New E-Commerce Website ‘Manmulsang’ Launched

Institute for Far Eastern Studies (IFES)
2016-12-7

A new shopping website, ‘Manmulsang’, has been launched in North Korea. The North Korean site, announced that there is “recently in our republic a new shopping website [e-commerce] offering a wide variety of commercial services through the state computer network and mobile telecoms network.”

According to the site, Manmulsang was developed by Yonpung Commercial Information Technology Company, and allows users to find information about domestically produced and imported products, as well as to read information about the economic activities of vendors registered on the website. Additionally, it has features including an ‘e-shop’, ‘economic information’, ‘upload product’, ‘announcements’, ‘my products’, ‘restaurant information’ and ‘food order’.

There are hundreds of products available in the ‘e-shop’, with the site saying “this site has new and special service features that distinguish it from sites that have existed before: it allows users to read domestic and foreign economic information – economic information services – and to order food via food order services.”

North Korea has demonstrated an interest in e-commerce since 2005. In an article entitled ‘The features of e-commerce and issues with its development’ published in Sahoegwahakwon hakbo [Social Science Studies Review] (Issue 2, 2005), the author, North Korean professor Ri Haeng Ho, says “With the rapid development of information technology, new phenomena are evident that were not previously visible in the economy”. In the article, Ri introduces the features, advantages and tasks related to e-commerce.

Ri also says that “beyond the development of e-commerce, commercial distribution is expanding into previously unimaginable areas. . . . Trade is expanding through the internet, and e-markets are being launched, providing information relevant to the market price of traded goods and thus facilitating trade.” Thus, Ri states e-transactions are characterized by the openness of commercial activity, the centrality of small, specialized retailers, and the emergence new specialist brokerage services.
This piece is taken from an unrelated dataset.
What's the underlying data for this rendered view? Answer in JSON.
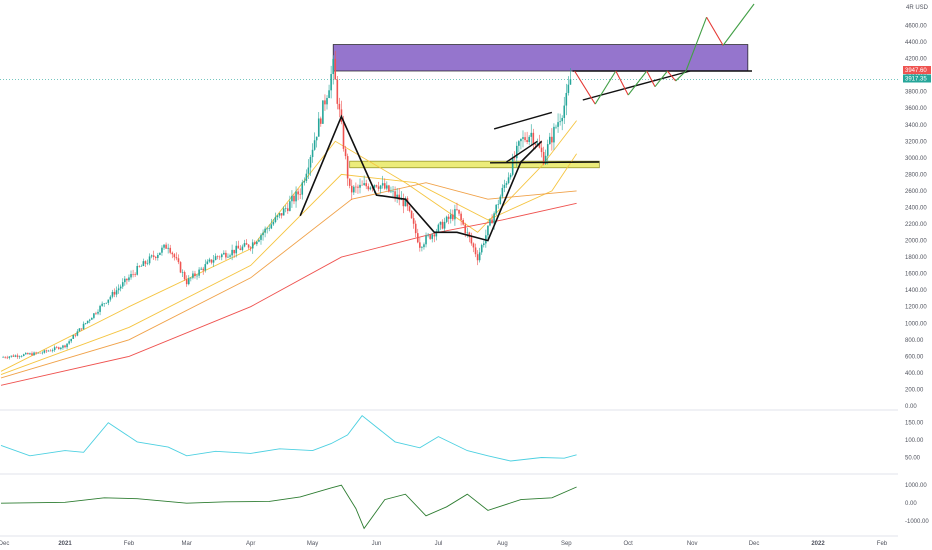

Ri also argued that “the introduction of e-commerce will, with the aid of information technology, maximize effectiveness in commercial transactions, reduce production costs and raise profit. . . . E-commerce can cut waste and maximize cost reduction.”

As advantages he listed: (1) saving manpower and time through overcoming physical distance, standards and divisions; (2) reducing prices through using virtual shops; and (3) minimize unnecessary production and waste.

Ri goes on to emphasize that while company-company and company-individual transactions are highly active, there is a need to expand electronic payment systems, deal with tax payment issues, revise relevant laws, and establish computer security systems.

An article entitled “General Understanding of e-commerce” carried in Social Science Studies Review (Issue 3, 2005) also asserts that “In order to creatively apply the results of e-commerce transactions to our country’s specific trade conditions and circumstances, there is a need to deepen research into e-commerce transactions.”

At the same time, the Swiss Agency for Development and Cooperation (SDC) opened the Pyongyang Business School in July 2005, and the school has taught e-commerce, advertising and public relations management, new product development and marketing strategy, among other subjects, to North Korean government cadres, trade company personnel, and foreign trade research institution personnel, most of whom are in their forties and fifties.